Namun yang dikhawatirkan Lilis bukan sekadar ancaman jika Kurniawan kabur dari desa dan menjadi gelandangan di tengah kota. Melainkan bagaimana jika nyawa suaminya sudah melayang tertabrak kereta? Untunglah, tidak ada potongan jasad manusia di rel keret dekat sini. Lalu, kemanakah perginya Kurniawan? Berulang kali Lilis melirik sungai, takut-takut ada lelaki berbaju putih yang menelungkup terbawa arus.

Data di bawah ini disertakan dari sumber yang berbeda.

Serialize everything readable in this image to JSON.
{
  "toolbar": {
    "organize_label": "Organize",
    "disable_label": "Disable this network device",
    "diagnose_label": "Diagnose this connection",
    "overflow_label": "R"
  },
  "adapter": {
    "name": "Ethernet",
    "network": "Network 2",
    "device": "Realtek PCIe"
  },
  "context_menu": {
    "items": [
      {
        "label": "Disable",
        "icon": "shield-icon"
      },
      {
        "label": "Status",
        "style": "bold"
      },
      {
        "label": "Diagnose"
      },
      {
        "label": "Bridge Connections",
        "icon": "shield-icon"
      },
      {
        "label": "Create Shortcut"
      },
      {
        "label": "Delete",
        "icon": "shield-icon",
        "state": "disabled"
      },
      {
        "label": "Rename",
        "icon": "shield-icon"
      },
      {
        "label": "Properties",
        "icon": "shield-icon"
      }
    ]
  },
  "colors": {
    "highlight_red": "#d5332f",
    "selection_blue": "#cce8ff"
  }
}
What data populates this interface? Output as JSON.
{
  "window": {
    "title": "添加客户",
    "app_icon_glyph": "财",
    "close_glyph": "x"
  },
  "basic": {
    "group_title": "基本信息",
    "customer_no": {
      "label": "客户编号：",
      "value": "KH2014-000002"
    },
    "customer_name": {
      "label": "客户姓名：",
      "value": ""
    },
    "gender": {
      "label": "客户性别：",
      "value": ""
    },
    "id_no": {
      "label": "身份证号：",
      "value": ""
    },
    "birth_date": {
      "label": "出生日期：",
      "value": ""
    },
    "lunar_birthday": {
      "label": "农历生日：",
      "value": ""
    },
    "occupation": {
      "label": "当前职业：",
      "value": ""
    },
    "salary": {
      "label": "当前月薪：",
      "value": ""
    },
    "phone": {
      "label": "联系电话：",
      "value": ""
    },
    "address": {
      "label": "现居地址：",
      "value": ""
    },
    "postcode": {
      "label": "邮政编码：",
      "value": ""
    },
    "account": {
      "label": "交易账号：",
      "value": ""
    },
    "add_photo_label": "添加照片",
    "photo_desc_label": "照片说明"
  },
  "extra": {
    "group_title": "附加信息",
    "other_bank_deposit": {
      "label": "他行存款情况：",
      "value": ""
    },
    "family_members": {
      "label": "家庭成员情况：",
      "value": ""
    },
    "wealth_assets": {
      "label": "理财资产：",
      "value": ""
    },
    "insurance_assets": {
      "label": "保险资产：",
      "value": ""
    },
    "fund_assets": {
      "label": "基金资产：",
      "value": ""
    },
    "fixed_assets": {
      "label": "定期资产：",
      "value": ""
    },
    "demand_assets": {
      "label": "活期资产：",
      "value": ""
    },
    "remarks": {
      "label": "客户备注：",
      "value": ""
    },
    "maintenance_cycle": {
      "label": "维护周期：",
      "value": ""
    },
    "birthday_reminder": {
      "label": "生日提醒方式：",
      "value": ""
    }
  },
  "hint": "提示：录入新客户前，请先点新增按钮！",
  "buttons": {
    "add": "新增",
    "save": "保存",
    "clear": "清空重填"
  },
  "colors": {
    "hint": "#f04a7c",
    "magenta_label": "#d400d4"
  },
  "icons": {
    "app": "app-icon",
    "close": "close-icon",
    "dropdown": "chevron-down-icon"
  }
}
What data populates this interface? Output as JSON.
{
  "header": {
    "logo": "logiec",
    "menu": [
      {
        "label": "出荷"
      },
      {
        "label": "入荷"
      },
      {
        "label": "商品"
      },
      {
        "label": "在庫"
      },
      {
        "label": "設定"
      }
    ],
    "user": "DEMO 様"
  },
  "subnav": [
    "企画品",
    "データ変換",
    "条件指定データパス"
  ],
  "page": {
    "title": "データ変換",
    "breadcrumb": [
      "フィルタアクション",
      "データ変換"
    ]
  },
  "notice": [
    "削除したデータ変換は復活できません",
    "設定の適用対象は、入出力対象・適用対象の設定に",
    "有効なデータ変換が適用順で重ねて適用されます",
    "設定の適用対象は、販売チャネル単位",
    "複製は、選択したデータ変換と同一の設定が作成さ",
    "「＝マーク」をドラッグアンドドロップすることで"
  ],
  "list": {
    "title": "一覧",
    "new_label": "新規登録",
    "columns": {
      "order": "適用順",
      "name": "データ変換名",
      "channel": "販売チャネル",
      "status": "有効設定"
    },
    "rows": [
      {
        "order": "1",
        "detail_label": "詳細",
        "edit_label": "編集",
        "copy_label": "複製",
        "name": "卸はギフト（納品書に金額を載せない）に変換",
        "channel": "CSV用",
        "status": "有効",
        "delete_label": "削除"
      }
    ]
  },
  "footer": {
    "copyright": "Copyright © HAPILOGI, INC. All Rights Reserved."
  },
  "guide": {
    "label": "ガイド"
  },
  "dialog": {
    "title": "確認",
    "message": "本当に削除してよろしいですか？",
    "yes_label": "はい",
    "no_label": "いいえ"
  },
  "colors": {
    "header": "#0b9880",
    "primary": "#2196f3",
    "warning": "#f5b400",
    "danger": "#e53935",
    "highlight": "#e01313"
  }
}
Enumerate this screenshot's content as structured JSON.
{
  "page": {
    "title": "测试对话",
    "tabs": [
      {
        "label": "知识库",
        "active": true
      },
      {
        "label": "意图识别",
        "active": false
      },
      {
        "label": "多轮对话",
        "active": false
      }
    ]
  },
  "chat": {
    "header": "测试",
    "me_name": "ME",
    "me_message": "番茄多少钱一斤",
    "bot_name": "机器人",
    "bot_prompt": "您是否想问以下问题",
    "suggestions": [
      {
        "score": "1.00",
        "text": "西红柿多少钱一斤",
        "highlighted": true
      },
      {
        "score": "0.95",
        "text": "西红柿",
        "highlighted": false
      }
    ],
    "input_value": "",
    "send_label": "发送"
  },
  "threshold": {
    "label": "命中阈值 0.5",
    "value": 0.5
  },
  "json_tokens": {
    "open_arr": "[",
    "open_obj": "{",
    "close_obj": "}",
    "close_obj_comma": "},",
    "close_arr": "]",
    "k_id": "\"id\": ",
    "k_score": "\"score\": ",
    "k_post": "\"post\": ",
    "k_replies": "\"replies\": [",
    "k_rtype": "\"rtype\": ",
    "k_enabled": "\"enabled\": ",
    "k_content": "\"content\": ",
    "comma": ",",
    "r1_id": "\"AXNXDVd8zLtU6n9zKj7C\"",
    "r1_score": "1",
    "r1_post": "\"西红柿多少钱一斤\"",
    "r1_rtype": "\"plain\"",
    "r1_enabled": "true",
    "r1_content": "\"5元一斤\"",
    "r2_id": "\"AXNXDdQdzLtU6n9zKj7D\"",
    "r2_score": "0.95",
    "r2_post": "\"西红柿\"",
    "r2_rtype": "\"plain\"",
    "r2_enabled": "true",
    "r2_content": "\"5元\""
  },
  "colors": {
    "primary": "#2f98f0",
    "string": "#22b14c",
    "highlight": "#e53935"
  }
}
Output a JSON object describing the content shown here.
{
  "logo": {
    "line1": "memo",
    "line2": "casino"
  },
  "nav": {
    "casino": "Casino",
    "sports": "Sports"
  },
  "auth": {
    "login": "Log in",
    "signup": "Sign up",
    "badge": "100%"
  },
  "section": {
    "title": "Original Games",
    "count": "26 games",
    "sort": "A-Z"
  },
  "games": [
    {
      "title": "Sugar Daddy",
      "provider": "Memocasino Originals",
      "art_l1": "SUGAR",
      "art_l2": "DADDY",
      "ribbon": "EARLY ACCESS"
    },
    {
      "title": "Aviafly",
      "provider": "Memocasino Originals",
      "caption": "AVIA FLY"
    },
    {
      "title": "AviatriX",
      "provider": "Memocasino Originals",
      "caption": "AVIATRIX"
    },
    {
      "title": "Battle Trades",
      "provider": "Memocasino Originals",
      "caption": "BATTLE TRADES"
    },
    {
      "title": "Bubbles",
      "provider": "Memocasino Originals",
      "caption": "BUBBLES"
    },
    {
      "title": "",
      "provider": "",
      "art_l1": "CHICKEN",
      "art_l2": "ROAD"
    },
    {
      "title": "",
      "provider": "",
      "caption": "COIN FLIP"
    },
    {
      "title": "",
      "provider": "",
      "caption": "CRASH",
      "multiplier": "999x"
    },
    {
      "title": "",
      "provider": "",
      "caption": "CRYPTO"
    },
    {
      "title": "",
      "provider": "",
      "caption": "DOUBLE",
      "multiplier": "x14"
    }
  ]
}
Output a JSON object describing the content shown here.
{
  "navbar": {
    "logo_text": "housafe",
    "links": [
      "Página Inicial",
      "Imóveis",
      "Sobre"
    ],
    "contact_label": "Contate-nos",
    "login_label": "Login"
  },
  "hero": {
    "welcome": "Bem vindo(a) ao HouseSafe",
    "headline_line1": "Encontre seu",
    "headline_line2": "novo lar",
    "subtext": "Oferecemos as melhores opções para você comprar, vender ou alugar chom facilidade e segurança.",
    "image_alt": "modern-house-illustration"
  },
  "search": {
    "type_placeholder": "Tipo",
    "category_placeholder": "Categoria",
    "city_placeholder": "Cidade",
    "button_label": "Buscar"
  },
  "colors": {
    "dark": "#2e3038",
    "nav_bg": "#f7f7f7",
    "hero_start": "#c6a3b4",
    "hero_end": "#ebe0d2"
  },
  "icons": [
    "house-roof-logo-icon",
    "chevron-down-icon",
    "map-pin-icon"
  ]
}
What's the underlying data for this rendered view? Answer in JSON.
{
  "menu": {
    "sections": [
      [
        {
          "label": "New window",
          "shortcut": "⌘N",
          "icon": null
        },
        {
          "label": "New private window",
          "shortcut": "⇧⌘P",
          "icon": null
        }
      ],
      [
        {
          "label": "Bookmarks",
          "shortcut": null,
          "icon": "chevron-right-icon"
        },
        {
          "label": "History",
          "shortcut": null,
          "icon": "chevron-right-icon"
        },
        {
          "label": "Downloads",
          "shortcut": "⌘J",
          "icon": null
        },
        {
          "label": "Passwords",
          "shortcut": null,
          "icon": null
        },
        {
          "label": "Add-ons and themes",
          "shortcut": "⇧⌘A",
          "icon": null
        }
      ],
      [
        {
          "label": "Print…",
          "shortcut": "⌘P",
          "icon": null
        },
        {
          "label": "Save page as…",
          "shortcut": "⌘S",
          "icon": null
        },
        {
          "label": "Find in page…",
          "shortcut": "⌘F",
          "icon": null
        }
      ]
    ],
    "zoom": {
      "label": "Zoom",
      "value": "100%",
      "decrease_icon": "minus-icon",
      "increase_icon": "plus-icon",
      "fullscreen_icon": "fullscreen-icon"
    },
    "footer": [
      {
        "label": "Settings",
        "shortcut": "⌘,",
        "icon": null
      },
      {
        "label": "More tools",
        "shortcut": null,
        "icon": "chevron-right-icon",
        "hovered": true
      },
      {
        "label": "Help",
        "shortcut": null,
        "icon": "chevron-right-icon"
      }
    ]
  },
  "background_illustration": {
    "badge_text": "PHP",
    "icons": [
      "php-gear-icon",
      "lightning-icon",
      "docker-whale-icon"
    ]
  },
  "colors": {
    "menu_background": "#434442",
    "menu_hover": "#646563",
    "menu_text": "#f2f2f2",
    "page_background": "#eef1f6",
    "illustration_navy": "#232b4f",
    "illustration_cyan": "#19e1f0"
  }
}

"Kamana atuh bapak teh (Kemana bapak)?" ucap Lilis lirih. Dia sudah hampir menyerah. "Tong ngahariwangkeun (jangan bikin khawatir)." Lilis kembali menangis dengan sedih. Dia tidak bisa membayangkan suami yang ia cintai dan ia rawat dengan sepenuh hati selama lebih dari 30 tahun akan pergi meninggalkannya selamanya.

BRUK!!

Di tengah kehancuran hatinya, Lilis mendengar sebuah suara benda berat terjatuh dari arah kirinya. Wajah Lilis berubah waspada. Ia menoleh ke arah suara, semak-semak tinggi seolah kembali memandang dirinya.

Mata Lilis melebar setelah menyadari suatu hal. Ia langsung berdiri tanpa membersihkan sisa rumput di celananya. Air matanya tidak lagi keluar. Ia melotot seraya berjalan dengan perlahan menuju semak-semak, lalu menembusnya, tak peduli apakah di sana ada ular atau binatang lainnya.

Tangannya menyingkirkan ranting semak dan rumput setinggi dada. Hanya perlu beberapa langkah lagi, ia sudah bisa melihat pagar tembok putih dengan lumut hijau yang menempel di seluruh sisi dan sudutnya. Lilis menahan nafas. Ini makam yang belum dijamah warga. Makam tua, tumbuhan liar dimana-mana. Tak terawat, tak pernah diziarahi. Makam yang Lilis belum pernah lihat sebelumnya.